Wow. You must have some faith in the abilities of these councils. I work for one, and without saying too much, I am astounded you would have that view. (And my role there is to provide them with the information they use to make their decisions).

The issue is, the councils don't even know the extent of their own problems - so how can they fix them?

If the authorities could address the situation themselves (with the money), why aren't they doing it? They have annual/multi year/20+ year plans. These items would have been presented through those plans and they would have sought the money from their ratepayers to make these things happen as a priority. Yet you think they would suddenly be able to sort things if the money magically appeared. 

As I say, wow.

The issue is, the councils don't even know the extent of their own problems - so how can they fix them?
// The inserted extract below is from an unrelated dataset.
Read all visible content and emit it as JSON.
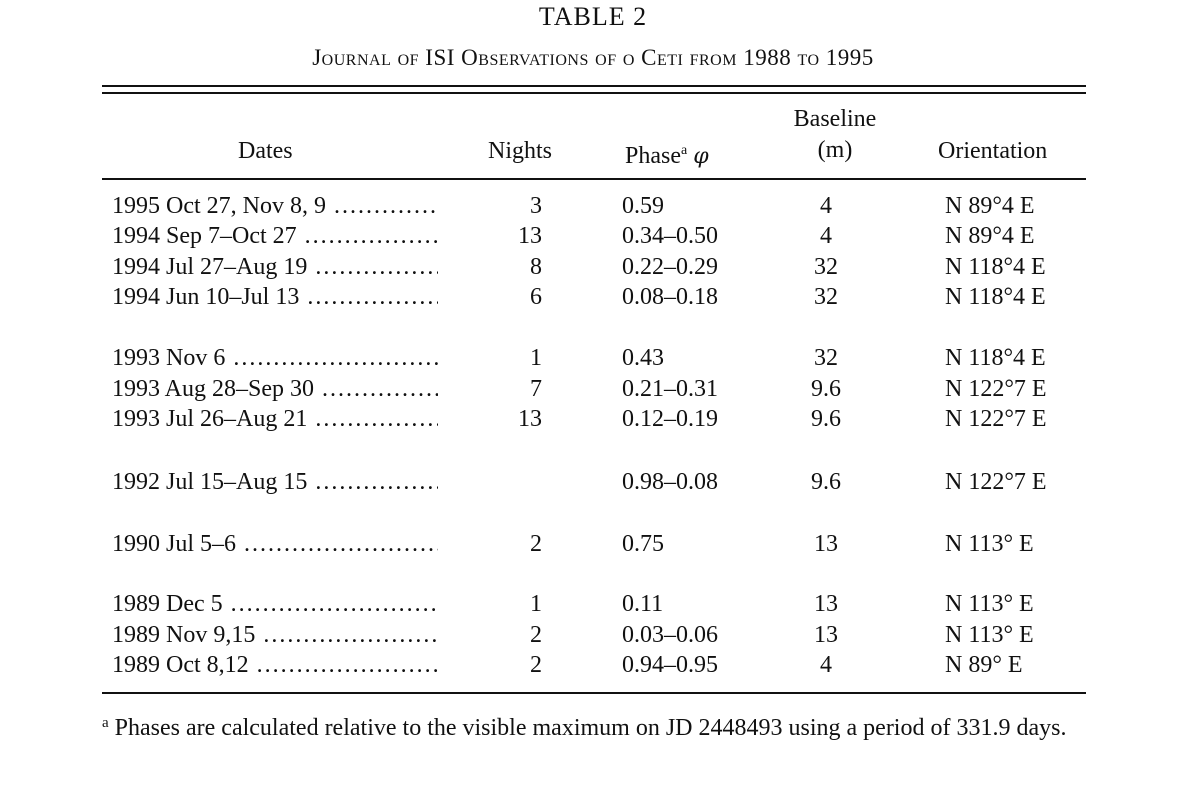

And you think handing over control of these vital services from local/regional to centralised authority is going to HELP? Laughable. Councils simply need the FINACIAL RESOURC E to solve their own problems, but are stymied. Not enough money to do what needs doing. Water reform is VITAL, no question, but a bureaucratic entity in (say) Wellington aint going to deal effectively with (say) Wairoa water issues cos it'll take forever to get a DECISION.

IMO 4 entities is nonsense. Reform is good; central control is bad for a nation of 5M spread across two islands with very low population density apart from Auckland. IMO we need about 6-10 regional entities 
Say..AUCKLAND/BOP/WAIKATO/CENTRAL N I / MANAWATU/WELLINGTON /MARLBOROUGH/WEST COAST/ CANTERBURY OTAGO/SOUTHLAND...

You gave to be able to respond reasonably quickly to this stuff (Norovirus, campylobacter or whatever). Preventing it is better; so you upgrade the infrastructure efficiently, not by slowing things down with 'red tape'. Empower regional water authorities by FUNDING THEM instead of centralising everything or leaving it to District councils with small popn bases to raise rates.